Around and Around and Around

I know that we’ve laughed at what a trickster I am before, but it really is true.  In order for me to get to go home, cardiology wanted to make sure that everything about my heart and lungs were working fine.  They were a little concerned about some of my earlier test results and wanted to do another Echo to see if I had pulmonary hypertension (high blood pressure, but between my lungs and my heart, not like the normal blood pressure).  So, yesterday morning I got to put on my pretty (and comfy) scrubs and I got wheeled down to the Echo lab, where Mama C and I saw Jane (who was my nurse the first time that Mama C and Mommy came for an echo with me before my first overnight visit) who came over to make sure we were all okay because she had heard about my arrest.  My nurse for yesterday was Rita, who was really kind and made sure I got weight and height checked (5.13kg and 63cm) and then she gave me some medication to make me sleepy (because it’s easier to get a clear picture if I’m sleeping) and I drifted off for a really great nap.

Mama C, on the other hand, hung out beside me until it was over.  She says that she knew something wasn’t right because the radiologist walked away and went right to the phone to call someone.  It turns out that he was calling my cardiologist because there was something a little surprising happening inside of me.  My cardiologist came downstairs right away to talk to Mama C and explained what was going on.  The heart is made up of 4 chambers: the left and right atrium and the left and right ventricles.  The blood moves between the atrium and ventricles through tiny doors that open and close when the heart beats.  It turns out that I have a blood clot that is right on the door between my right atrium and ventricle and it`s only being held in place by a little thin arm.  This is dangerous because every time the door opens and closes, it puts pressure on that thin arm and it increases the chances of the clot coming lose and moving to my lungs (that`s called a pulmonary embolism and it`s really bad).  So, they`ve loaded me up with blood thinners to decrease the work my heart has to do and the goal is that the longer the clot doesn`t move, the more likely that it won`t move – that hopefully it will calcify and stay exactly where it is.  The good(ish) news is that it`s possible that this is what caused my cardiac arrest in the first place – maybe a small piece of is got dislodged earlier – so they`ve scheduled an MRI for Tuesday, to look at my heart and my brain more closely to see if they can figure out if there was damage done earlier.  But for now, the doctor`s have hooked me back up to the heart and oxygen monitors and are constantly checking the level of blood thinners in my system so that they can keep me safe.  When my cardiologist came upstairs to explain everything to Mommy (because Mama C wasn`t sure she could explain it as well as an actual doctor) she said that while they`ve seen this happen before, it`s actually really rare, which mostly made the mom`s laugh because of course I`m going to develop the thing that`s rare – I do every single time!

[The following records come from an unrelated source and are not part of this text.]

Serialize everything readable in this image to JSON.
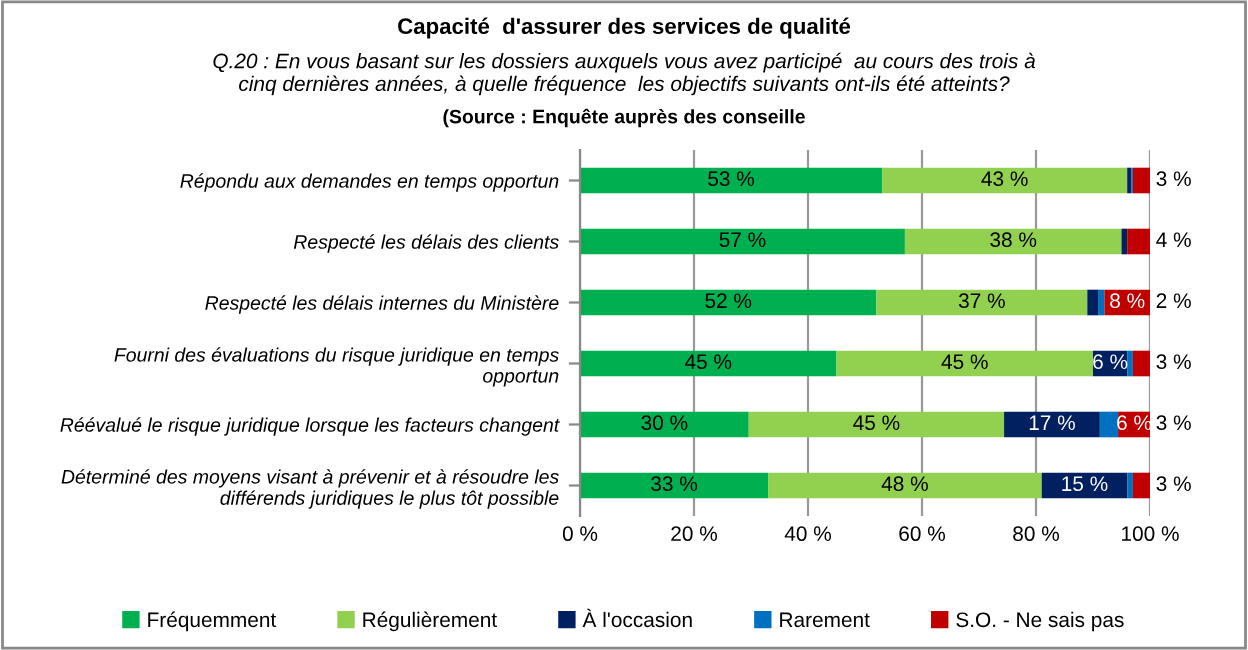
{
  "chart_data": {
    "type": "bar",
    "orientation": "horizontal",
    "stacked": true,
    "title": "Capacité  d'assurer des services de qualité",
    "subtitle": "Q.20 : En vous basant sur les dossiers auxquels vous avez participé  au cours des trois à cinq dernières années, à quelle fréquence  les objectifs suivants ont-ils été atteints?",
    "annotations": [
      "(Source : Enquête auprès des conseille"
    ],
    "categories": [
      "Répondu aux demandes en temps opportun",
      "Respecté les délais des clients",
      "Respecté les délais internes du Ministère",
      "Fourni des évaluations du risque juridique en temps opportun",
      "Réévalué le risque juridique lorsque les facteurs changent",
      "Déterminé des moyens visant à prévenir et à résoudre les différends juridiques le plus tôt possible"
    ],
    "series": [
      {
        "name": "Fréquemment",
        "color": "#00b050",
        "values": [
          53,
          57,
          52,
          45,
          29.6,
          33
        ],
        "value_labels": [
          "53 %",
          "57 %",
          "52 %",
          "45 %",
          "30 %",
          "33 %"
        ]
      },
      {
        "name": "Régulièrement",
        "color": "#92d050",
        "values": [
          43,
          38,
          37,
          45,
          44.8,
          48
        ],
        "value_labels": [
          "43 %",
          "38 %",
          "37 %",
          "45 %",
          "45 %",
          "48 %"
        ]
      },
      {
        "name": "À l'occasion",
        "color": "#002060",
        "values": [
          0.7,
          1,
          2,
          6,
          16.8,
          15
        ],
        "value_labels": [
          null,
          null,
          "2 %",
          "6 %",
          "17 %",
          "15 %"
        ]
      },
      {
        "name": "Rarement",
        "color": "#0070c0",
        "values": [
          0.3,
          0,
          1,
          1,
          3.2,
          1
        ],
        "value_labels": [
          null,
          null,
          null,
          null,
          "3 %",
          null
        ]
      },
      {
        "name": "S.O. - Ne sais pas",
        "color": "#c00000",
        "values": [
          3,
          4,
          8,
          3,
          5.6,
          3
        ],
        "value_labels": [
          "3 %",
          "4 %",
          "8 %",
          "3 %",
          "6 %",
          "3 %"
        ]
      }
    ],
    "xlim": [
      0,
      100
    ],
    "xticks": [
      {
        "value": 0,
        "label": "0 %"
      },
      {
        "value": 20,
        "label": "20 %"
      },
      {
        "value": 40,
        "label": "40 %"
      },
      {
        "value": 60,
        "label": "60 %"
      },
      {
        "value": 80,
        "label": "80 %"
      },
      {
        "value": 100,
        "label": "100 %"
      }
    ],
    "grid": "x",
    "legend": "bottom"
  }
}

It also means that my nurses are coming in to check on me way more often, which isn`t so bad because they all think that I`m so adorable – especially with my pigtails.  One nurse took one look at me and said that I looked like Boo from Monsters Inc and then she called me that all night long.  I`m lucky their so nice to me, because I can certainly be quite cranky – I really don`t like getting my blood pressure taken and I scream horribly when they come to do bloodwork.  But most of the time I try and be extra charming to make up for the times that I`m not such a great patient.